Appropriate (adj): suitable or proper in the circumstances

Yes, it is similar to those orange cones they set up around construction areas.

You find yourself driving along and you look up ahead, and suddenly traffic is backed up, and as you inch your way closer, you discover that someone has put up these orange cones to cordon off an area which is under repair–although it is not always obvious that such care is actually being given.

That’s the way I feel about our society.

Having lived for a while now, I have seen the social “orange cones” put up around certain issues to slow down the traffic of human progress and establish the fact that this subject or issue is “not appropriate” for either consideration or discussion.

When I was a kid it was divorce. “Good people” just didn’t get divorced. Matter of fact, if you were writing a play in that era, you could connote that a woman had loose character simply by stating that she was a divorcee. But eventually the orange cones were removed from the issue simply because so many people were participating in the practice.

In my teens, we were taught that the Vietnam War was patriotic. Orange cones were placed around the appropriate response, which was to show support for the endeavor. Anyone who considered it a worthless adventure was alienated.

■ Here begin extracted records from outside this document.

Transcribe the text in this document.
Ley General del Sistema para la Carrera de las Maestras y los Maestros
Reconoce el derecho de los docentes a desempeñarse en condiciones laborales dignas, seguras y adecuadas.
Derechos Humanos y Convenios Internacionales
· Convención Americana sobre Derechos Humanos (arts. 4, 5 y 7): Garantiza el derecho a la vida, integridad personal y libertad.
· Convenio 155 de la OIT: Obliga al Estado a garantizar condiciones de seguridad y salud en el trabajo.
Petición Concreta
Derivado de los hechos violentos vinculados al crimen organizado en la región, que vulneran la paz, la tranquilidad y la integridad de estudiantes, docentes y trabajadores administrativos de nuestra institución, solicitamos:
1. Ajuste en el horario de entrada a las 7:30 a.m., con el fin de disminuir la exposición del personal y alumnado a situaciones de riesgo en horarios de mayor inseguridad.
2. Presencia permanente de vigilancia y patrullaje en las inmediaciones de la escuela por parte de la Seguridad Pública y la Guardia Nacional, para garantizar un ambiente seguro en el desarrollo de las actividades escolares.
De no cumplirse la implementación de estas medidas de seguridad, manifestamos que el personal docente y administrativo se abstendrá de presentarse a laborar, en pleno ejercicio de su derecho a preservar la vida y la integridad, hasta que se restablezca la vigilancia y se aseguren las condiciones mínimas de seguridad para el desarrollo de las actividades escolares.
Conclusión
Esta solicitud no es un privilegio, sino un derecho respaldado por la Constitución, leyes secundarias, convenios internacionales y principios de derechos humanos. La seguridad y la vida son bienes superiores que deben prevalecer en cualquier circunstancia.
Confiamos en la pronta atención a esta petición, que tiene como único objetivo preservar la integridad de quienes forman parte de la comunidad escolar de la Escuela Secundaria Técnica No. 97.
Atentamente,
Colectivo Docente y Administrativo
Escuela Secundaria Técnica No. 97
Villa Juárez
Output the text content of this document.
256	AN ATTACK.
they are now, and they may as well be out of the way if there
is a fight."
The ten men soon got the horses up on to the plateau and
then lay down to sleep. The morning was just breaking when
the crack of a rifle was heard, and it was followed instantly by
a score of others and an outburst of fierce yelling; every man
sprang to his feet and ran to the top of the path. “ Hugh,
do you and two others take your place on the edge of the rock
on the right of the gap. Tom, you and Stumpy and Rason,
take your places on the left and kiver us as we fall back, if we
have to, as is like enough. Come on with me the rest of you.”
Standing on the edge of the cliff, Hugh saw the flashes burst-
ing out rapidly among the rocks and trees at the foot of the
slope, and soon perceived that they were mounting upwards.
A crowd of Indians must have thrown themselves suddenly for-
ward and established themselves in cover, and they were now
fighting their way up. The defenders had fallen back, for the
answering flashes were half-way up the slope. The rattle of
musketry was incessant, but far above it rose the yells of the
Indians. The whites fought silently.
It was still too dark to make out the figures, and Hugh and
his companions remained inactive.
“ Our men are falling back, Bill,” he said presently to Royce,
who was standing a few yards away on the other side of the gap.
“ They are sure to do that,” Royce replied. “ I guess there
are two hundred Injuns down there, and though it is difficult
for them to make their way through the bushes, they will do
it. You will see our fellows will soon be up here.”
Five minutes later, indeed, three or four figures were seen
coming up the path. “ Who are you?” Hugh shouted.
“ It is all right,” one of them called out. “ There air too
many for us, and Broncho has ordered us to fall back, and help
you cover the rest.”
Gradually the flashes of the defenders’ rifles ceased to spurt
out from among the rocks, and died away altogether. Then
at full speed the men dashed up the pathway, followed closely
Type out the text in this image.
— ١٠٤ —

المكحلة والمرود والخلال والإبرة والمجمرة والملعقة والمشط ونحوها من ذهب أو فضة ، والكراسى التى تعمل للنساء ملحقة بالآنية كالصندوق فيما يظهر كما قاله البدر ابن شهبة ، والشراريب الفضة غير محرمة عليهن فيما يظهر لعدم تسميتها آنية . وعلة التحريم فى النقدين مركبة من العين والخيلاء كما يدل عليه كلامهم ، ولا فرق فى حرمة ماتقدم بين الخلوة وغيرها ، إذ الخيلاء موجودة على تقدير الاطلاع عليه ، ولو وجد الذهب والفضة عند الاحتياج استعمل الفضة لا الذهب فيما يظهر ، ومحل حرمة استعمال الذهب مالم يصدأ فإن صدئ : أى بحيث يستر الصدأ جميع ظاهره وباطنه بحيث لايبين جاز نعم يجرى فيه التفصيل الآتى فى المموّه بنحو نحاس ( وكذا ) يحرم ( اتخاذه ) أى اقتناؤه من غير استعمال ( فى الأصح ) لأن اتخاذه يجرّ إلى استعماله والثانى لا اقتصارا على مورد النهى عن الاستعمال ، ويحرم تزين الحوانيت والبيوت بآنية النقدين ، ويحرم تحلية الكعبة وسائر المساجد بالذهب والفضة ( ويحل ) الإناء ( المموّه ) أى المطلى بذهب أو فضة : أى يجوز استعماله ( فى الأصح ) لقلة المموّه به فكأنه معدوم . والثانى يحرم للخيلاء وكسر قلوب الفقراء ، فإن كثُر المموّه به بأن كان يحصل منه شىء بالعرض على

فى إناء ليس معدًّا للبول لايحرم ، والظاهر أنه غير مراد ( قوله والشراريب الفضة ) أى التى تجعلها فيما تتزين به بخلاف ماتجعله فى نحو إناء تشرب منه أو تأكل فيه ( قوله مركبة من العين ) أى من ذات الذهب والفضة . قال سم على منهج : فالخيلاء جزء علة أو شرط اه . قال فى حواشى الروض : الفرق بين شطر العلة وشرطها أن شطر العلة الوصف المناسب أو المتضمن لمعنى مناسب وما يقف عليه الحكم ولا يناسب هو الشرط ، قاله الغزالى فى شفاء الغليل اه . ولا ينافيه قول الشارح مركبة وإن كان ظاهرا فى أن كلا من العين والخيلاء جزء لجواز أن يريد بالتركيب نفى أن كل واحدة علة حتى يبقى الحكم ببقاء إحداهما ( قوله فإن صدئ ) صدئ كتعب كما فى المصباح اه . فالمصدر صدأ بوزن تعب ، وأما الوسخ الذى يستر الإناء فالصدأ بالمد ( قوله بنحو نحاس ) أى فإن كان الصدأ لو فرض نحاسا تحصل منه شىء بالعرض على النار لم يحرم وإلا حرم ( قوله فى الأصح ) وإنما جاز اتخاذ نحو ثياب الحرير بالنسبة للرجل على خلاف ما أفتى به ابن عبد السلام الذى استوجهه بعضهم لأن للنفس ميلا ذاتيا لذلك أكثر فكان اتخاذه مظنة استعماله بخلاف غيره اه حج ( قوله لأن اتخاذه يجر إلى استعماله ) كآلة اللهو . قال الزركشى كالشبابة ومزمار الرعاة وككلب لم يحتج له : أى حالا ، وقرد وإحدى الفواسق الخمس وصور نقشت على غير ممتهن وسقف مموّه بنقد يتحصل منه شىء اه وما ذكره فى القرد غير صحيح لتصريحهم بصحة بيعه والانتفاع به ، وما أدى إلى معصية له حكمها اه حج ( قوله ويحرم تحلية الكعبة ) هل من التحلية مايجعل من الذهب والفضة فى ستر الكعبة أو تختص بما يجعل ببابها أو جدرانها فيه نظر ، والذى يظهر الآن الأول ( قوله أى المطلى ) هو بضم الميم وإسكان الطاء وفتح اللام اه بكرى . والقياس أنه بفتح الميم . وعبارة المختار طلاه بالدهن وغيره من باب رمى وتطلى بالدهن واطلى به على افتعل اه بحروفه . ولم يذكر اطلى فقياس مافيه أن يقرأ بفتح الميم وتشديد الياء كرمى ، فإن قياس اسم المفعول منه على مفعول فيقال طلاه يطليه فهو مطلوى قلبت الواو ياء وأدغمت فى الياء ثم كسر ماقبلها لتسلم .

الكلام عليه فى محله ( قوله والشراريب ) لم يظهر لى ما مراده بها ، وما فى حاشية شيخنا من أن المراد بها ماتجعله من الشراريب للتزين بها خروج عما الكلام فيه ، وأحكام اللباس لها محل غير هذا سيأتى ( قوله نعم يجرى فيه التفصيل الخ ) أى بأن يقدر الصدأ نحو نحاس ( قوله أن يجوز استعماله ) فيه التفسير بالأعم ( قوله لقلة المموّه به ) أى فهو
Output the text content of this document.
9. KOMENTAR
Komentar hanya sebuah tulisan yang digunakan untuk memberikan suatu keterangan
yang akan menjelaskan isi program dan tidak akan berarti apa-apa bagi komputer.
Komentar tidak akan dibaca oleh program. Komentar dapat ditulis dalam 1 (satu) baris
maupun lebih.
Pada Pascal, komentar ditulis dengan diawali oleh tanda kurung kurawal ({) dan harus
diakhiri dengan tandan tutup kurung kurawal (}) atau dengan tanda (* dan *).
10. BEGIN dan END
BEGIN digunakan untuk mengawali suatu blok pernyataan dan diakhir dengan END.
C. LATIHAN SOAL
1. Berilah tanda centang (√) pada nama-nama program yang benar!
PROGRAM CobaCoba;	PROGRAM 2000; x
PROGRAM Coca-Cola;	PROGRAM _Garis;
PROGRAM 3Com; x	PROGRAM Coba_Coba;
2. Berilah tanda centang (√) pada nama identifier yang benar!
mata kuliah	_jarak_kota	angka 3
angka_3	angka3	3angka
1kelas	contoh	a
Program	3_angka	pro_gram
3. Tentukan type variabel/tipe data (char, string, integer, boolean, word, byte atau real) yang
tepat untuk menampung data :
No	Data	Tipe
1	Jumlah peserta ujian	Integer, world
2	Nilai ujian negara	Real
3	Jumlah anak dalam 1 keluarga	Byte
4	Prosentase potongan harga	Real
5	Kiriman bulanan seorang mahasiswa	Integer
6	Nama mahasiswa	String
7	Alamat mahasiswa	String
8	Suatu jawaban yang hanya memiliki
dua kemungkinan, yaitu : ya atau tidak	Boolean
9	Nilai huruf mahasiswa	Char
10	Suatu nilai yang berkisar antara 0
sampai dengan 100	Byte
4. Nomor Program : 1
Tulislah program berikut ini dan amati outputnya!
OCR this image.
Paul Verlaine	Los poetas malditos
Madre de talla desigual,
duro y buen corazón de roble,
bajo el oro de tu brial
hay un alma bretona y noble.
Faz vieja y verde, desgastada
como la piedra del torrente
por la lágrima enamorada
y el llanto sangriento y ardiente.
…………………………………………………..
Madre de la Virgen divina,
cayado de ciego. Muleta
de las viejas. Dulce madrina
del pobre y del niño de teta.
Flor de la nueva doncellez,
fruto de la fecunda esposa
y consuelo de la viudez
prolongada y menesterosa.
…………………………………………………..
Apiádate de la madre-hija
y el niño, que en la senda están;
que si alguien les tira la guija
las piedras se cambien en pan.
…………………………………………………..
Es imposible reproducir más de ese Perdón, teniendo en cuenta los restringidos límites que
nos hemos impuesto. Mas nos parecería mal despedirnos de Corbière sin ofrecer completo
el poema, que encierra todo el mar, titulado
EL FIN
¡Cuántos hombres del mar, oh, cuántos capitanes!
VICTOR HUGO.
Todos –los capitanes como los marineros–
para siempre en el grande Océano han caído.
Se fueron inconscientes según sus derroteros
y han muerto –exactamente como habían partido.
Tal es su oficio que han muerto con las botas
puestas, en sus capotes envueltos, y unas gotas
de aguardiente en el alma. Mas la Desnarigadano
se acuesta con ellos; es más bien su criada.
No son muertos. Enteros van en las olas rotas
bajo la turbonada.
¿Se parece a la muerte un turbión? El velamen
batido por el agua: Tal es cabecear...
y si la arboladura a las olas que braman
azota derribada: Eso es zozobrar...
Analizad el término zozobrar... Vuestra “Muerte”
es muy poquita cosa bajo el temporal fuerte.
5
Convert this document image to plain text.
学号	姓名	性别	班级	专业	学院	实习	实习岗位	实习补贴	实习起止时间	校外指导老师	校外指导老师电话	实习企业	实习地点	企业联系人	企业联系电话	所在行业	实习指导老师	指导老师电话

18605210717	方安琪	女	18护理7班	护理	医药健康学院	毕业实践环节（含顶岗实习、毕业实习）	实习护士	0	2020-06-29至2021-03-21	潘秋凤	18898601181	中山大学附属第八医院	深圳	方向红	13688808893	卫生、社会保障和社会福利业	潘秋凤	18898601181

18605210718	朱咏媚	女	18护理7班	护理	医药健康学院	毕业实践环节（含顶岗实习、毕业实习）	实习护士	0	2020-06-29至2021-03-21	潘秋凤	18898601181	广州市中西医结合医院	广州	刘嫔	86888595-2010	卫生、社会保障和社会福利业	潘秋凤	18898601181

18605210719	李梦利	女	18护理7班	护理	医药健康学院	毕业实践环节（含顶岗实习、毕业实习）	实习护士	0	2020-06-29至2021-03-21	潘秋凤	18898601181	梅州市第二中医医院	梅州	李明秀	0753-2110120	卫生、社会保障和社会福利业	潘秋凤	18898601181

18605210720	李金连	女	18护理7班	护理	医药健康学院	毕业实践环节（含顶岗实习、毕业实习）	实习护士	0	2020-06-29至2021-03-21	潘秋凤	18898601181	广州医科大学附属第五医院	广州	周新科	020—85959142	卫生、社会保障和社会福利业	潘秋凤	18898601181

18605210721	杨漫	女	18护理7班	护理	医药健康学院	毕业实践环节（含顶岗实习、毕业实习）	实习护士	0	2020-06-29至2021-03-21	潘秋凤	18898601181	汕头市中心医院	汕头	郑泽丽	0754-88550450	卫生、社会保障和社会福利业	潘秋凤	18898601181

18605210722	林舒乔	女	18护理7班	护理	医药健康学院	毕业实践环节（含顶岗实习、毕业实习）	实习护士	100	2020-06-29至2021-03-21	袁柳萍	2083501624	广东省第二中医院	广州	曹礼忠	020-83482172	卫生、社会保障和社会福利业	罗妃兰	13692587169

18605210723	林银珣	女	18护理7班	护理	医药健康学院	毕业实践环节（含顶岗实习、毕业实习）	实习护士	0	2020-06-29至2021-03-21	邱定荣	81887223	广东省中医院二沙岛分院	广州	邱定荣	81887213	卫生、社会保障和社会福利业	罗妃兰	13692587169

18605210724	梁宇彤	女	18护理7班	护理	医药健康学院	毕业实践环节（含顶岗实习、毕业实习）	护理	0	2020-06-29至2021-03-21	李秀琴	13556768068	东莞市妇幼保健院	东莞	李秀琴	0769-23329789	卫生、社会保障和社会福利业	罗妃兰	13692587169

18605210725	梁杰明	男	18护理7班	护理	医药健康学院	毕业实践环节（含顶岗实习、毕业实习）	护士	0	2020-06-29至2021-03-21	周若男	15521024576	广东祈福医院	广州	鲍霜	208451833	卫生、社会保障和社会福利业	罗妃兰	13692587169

Then, almost overnight, the orange cones were removed and it became appropriate to stand against the war and criticize U.S. involvement in Indochina.

It goes on and on.

I suppose there are those who consider the removal of all orange cones, offering a freeway in policy and thinking, to be the ideal way for human evolution to travel.

But it’s tricky business.

We do need some orange cones placed around a few issues–otherwise we will ignore the appropriate response necessary to grant each individual dignity.

I can think of two right off the bat:

  • Orange cones should be put around free will.

The minute we think we are victims of destiny, unable to change our circumstances, we lose the power of what it really means to be human.

  • And I think orange cones need to be placed around the sanctity of life in all its forms.

Otherwise we will make arbitrary decisions that certain members of the family of humankind are worthy of death and others should be lifted up on the shoulders of life.

What is appropriate?  Give people free will. And don’t kill.

How cool. It rhymes.

Free will and don’t kill.

Great orange cones for protecting something that is totally appropriate.